Should synagogues and Jewish day schools get federal tax dollars to help them beef up security to meet the rising terror threat?
That debate is playing out in congressional offices in Washington and communal boardrooms in New York as lawmakers begin work on a measure that would provide up to $100 million to help vulnerable nonprofit organizations cope with the expensive quest for security.
The issue raises thorny church-state and practical concerns. In addition, it represents a huge public relations challenge for the Jewish organizations that played a major role in the bill's introduction.
The threat is real, and the money is needed, but it will take more than need to convince Congress, beset by budget woes that may leave many priorities underfunded, to sign on the dotted line.
For Jewish institutions, the threat is obvious. They are among the soft targets that U.S. intelligence officials say are on Al Qaeda's hit list. In case anybody needed reminding, the apparent arson at a Montreal school punctuated the point.
As the war in Iraq gets messier and Islamic rage grows, there are indications that other terror groups could get in on the act, directing their demented armies of martyrs to U.S. cities. At the top of the list is Hezbollah, which has already demonstrated a willingness to go beyond the Middle East in seeking Jewish targets.
Jewish leaders face a staggering financial burden as anxious communities across the country struggle to meet the security challenge. With federal homeland security funding soaring, Washington was the obvious place to look. But that effort quickly produced the inevitable church-state debate.

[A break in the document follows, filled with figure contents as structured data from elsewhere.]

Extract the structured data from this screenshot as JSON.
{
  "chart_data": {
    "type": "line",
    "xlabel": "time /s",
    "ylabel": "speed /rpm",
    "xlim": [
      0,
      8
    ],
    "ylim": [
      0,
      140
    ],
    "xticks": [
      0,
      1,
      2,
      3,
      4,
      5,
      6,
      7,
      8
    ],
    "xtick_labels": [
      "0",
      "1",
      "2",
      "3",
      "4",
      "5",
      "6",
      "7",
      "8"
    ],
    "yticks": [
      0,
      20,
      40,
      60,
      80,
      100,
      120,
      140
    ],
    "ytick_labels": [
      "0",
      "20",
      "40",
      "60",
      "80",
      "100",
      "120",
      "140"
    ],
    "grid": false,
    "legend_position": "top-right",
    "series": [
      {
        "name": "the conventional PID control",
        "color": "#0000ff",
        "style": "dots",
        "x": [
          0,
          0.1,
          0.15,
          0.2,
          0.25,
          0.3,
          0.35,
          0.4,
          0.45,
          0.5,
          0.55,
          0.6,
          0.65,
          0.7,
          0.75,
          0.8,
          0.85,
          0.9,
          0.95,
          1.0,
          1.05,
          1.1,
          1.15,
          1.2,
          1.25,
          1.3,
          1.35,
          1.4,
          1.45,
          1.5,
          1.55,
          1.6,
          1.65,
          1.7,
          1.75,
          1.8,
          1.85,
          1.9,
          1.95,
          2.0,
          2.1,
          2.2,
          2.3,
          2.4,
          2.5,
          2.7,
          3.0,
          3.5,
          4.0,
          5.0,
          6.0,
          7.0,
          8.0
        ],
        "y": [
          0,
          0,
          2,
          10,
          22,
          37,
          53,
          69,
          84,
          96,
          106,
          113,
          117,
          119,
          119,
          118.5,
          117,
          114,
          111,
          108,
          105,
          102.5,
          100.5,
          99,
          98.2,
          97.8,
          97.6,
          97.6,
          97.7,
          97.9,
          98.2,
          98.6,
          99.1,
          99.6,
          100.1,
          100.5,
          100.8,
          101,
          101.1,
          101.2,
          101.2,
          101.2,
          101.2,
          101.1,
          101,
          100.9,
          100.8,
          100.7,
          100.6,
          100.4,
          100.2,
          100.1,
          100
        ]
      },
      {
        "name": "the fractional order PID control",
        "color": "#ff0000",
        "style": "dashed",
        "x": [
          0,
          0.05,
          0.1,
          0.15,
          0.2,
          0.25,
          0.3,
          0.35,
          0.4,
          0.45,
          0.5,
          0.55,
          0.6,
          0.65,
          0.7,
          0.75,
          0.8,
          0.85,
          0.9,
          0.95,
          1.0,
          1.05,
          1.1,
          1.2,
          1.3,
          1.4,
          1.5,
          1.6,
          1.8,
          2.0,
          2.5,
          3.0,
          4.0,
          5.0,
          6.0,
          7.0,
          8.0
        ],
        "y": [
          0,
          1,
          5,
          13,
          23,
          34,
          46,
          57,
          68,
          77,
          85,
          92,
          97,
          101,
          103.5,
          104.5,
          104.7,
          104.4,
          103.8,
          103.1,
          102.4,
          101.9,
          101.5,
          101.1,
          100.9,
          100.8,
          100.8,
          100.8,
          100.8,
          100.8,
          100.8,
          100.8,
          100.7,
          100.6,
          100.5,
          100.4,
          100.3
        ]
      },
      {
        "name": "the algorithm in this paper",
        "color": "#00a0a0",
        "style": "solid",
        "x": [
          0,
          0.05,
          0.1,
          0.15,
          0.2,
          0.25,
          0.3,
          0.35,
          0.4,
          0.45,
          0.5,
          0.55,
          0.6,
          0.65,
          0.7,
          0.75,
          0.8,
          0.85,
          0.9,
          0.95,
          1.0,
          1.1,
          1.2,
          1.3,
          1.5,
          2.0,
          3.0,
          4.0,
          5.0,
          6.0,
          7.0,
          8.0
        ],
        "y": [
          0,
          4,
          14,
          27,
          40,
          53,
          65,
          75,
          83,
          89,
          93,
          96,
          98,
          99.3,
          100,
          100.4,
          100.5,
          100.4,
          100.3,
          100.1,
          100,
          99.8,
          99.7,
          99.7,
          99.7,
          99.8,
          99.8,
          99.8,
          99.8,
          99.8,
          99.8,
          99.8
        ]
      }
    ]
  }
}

Some Jewish groups worried that providing government payments to overtly religious groups like churches and synagogues would set a precedent that advocates of religious school funding would drive through with a truck. Strict church-state separationists also worried that funding for security upgrades would be challenged in court, providing a particularly unfavorable test case that could make it easier for a divided Supreme Court to rule in favor of direct funding for religious groups.

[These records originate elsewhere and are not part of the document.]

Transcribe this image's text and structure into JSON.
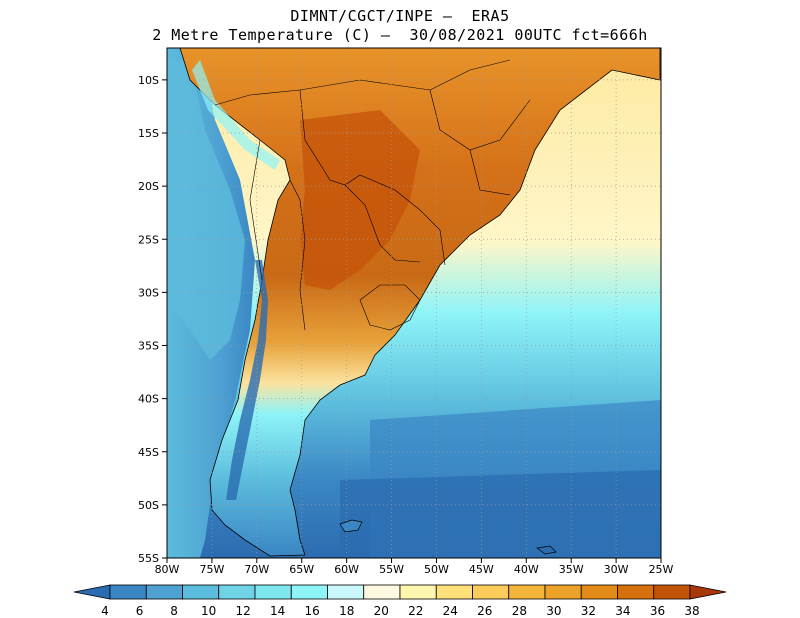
{
  "header": {
    "line1": "DIMNT/CGCT/INPE –  ERA5",
    "line2": "2 Metre Temperature (C) –  30/08/2021 00UTC fct=666h"
  },
  "axes": {
    "lat_labels": [
      "10S",
      "15S",
      "20S",
      "25S",
      "30S",
      "35S",
      "40S",
      "45S",
      "50S",
      "55S"
    ],
    "lon_labels": [
      "80W",
      "75W",
      "70W",
      "65W",
      "60W",
      "55W",
      "50W",
      "45W",
      "40W",
      "35W",
      "30W",
      "25W"
    ]
  },
  "colorbar": {
    "labels": [
      "4",
      "6",
      "8",
      "10",
      "12",
      "14",
      "16",
      "18",
      "20",
      "22",
      "24",
      "26",
      "28",
      "30",
      "32",
      "34",
      "36",
      "38"
    ],
    "colors": [
      "#2b6cb0",
      "#3a86c4",
      "#4ea1d2",
      "#5cbcdd",
      "#6fd3e6",
      "#7ee6ef",
      "#8ff4f8",
      "#c9f7fb",
      "#fff8e1",
      "#fff6b0",
      "#ffe17a",
      "#fbcb5a",
      "#f3b53c",
      "#eca226",
      "#e38a16",
      "#d6700e",
      "#c4530a",
      "#a8380a"
    ]
  },
  "colors": {
    "ocean_south": "#2f6fae",
    "ocean_mid": "#4ea1d2",
    "ocean_light": "#8ff4f8",
    "land_hot": "#c96a16",
    "land_warm": "#f0a632",
    "coast": "#000000"
  }
}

It's one thing to bar funds for parochial school education, another to bar the money needed to protect houses of worship against suicide bombings. An unfavorable decision by the high court could transform the church-state debate in America, the separationists worried.

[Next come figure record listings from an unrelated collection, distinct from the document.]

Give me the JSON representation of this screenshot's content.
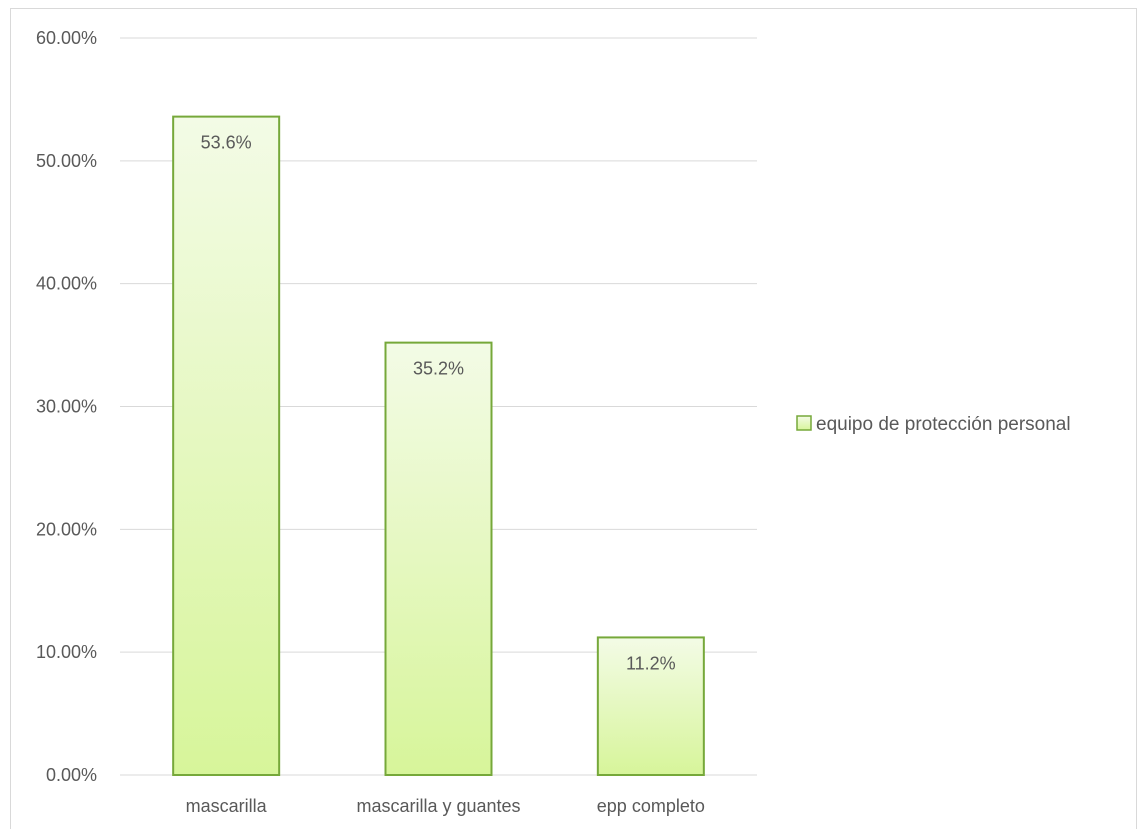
{
  "chart_data": {
    "type": "bar",
    "categories": [
      "mascarilla",
      "mascarilla y guantes",
      "epp completo"
    ],
    "series": [
      {
        "name": "equipo de protección personal",
        "values": [
          53.6,
          35.2,
          11.2
        ]
      }
    ],
    "data_labels": [
      "53.6%",
      "35.2%",
      "11.2%"
    ],
    "ylim": [
      0,
      60
    ],
    "y_ticks": [
      0,
      10,
      20,
      30,
      40,
      50,
      60
    ],
    "y_tick_labels": [
      "0.00%",
      "10.00%",
      "20.00%",
      "30.00%",
      "40.00%",
      "50.00%",
      "60.00%"
    ],
    "grid": true,
    "legend_position": "right",
    "colors": {
      "bar_fill_top": "#f3fbe6",
      "bar_fill_bottom": "#d7f59a",
      "bar_border": "#76a83a",
      "gridline": "#d9d9d9",
      "text": "#595959"
    }
  }
}
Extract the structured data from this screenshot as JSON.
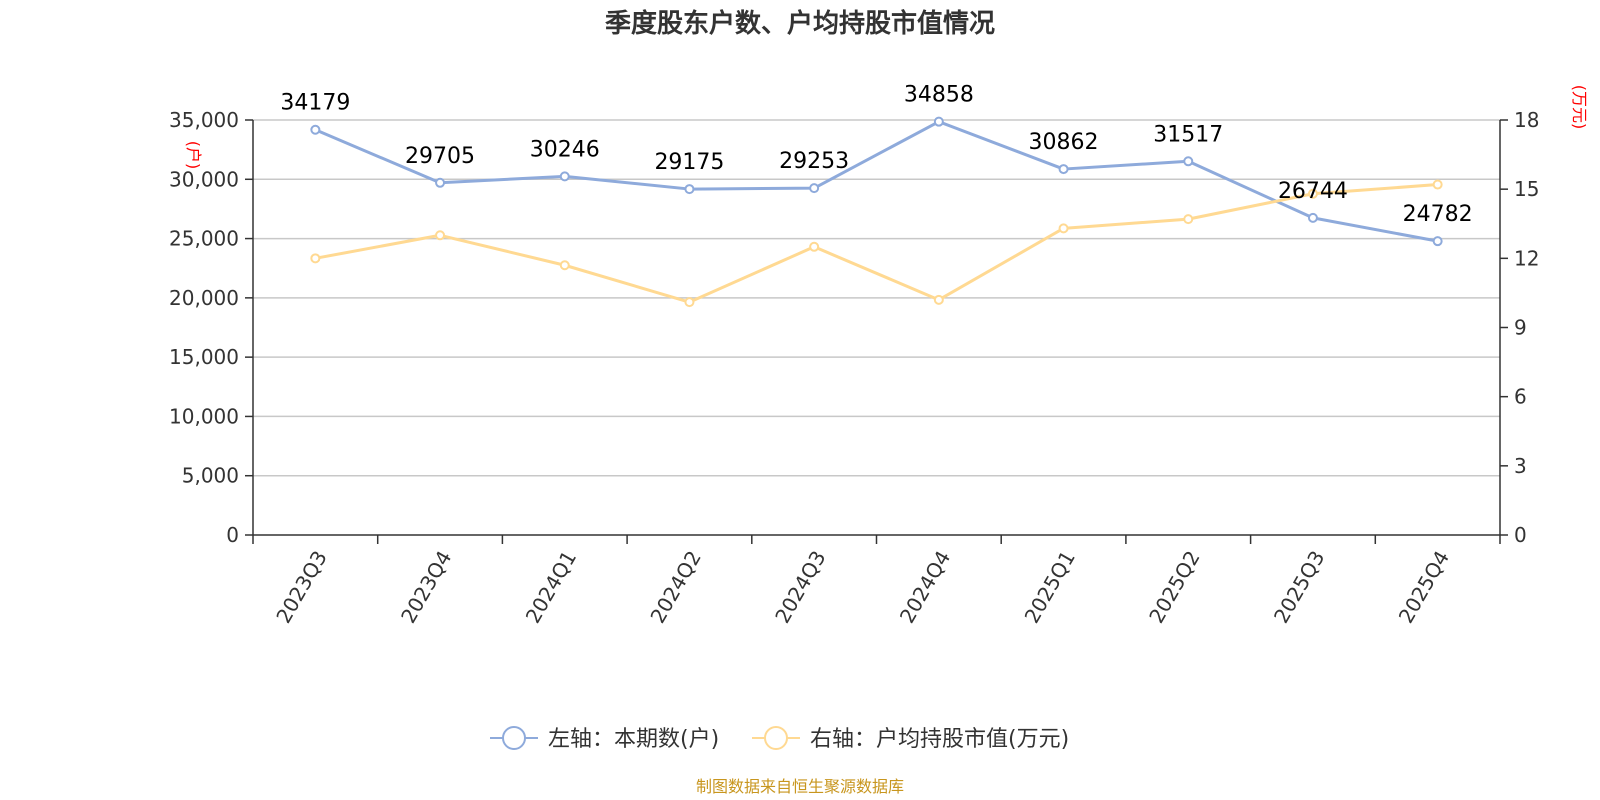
{
  "chart_data": {
    "type": "line",
    "title": "季度股东户数、户均持股市值情况",
    "categories": [
      "2023Q3",
      "2023Q4",
      "2024Q1",
      "2024Q2",
      "2024Q3",
      "2024Q4",
      "2025Q1",
      "2025Q2",
      "2025Q3",
      "2025Q4"
    ],
    "left_axis": {
      "unit": "(户)",
      "ylim": [
        0,
        35000
      ],
      "ticks": [
        0,
        5000,
        10000,
        15000,
        20000,
        25000,
        30000,
        35000
      ],
      "tick_labels": [
        "0",
        "5,000",
        "10,000",
        "15,000",
        "20,000",
        "25,000",
        "30,000",
        "35,000"
      ]
    },
    "right_axis": {
      "unit": "(万元)",
      "ylim": [
        0,
        18
      ],
      "ticks": [
        0,
        3,
        6,
        9,
        12,
        15,
        18
      ],
      "tick_labels": [
        "0",
        "3",
        "6",
        "9",
        "12",
        "15",
        "18"
      ]
    },
    "series": [
      {
        "name": "左轴：本期数(户)",
        "axis": "left",
        "color": "#8eaadb",
        "values": [
          34179,
          29705,
          30246,
          29175,
          29253,
          34858,
          30862,
          31517,
          26744,
          24782
        ],
        "show_labels": true
      },
      {
        "name": "右轴：户均持股市值(万元)",
        "axis": "right",
        "color": "#ffd992",
        "values": [
          12.0,
          13.0,
          11.7,
          10.1,
          12.5,
          10.2,
          13.3,
          13.7,
          14.8,
          15.2
        ],
        "show_labels": false
      }
    ],
    "grid": true,
    "legend_position": "bottom"
  },
  "footer": {
    "source": "制图数据来自恒生聚源数据库"
  }
}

The separation issue was mostly solved when Rep. Jerrold Nadler (D-NY) worked out a compromise that would require the Department of Homeland Security to deal directly with contractors, so that no funds would go directly to religious groups. But the Senate bill was disrupted when a lead GOP sponsor, Sen. Sam Brownback (R-Kans.), balked at the church-state compromise.
Harder to deal with are some of the political and public relations issues.
For all the increase in homeland security funding, there are growing concerns that basic services, including first responders like police, fire and rescue departments, are still woefully underfunded.
Congress is facing mushrooming deficits exacerbated by the tremendous costs of wars in Iraq and Afghanistan; overall, the level of funding for homeland security has not come near the level of pious rhetoric coming from both ends of Pennsylvania Avenue. There is growing conflict over how that money is allocated, as well, including disputes over the relative shares going to big cities and smaller communities.
How will the public react if Jewish day schools get money for closed-circuit cameras and additional police protection, while local fire departments complain that they still don't have the money to buy hazardous materials suits and radiation detectors?
That isn't to say that helping those institutions is inappropriate. But the fight for federal money for synagogues and other religious institutions will be difficult and fraught with complications. To avoid them, Jewish leaders will have to be at the forefront of efforts to expand the overall homeland security pie.
A homeland security drive that is seen as strictly self-serving will fail, both legislatively and in terms of community relations. If Jewish leaders want money for schools and synagogues, they'll also have to be prominent in the fight for more money for local first responders.
Regardless of the outcome in Congress, Jewish institutions are going to have to do a much better job raising money through philanthropic channels. Assuming the $100 million is approved, hundreds of synagogues, Jewish centers and schools are likely to apply -- and thousands of other vulnerable nonprofits, religious and nonreligious. In the end, the payout to each successful applicant is likely to be relatively small.
The hard question for Jewish leaders is this: Will those small sums justify the public perception of a prosperous Jewish community going to the federal government with palms extended, when police and fire departments say they are on a starvation diet?
But the stakes in the security race are enormous; it would be reckless for Jewish leaders to turn away from the possibility of even modest federal contributions to the effort.
It's a tricky balancing act; to keep from falling, Jewish leaders will have to be smart, proactive and sensitive to the needs of the nation, not just a vulnerable Jewish community.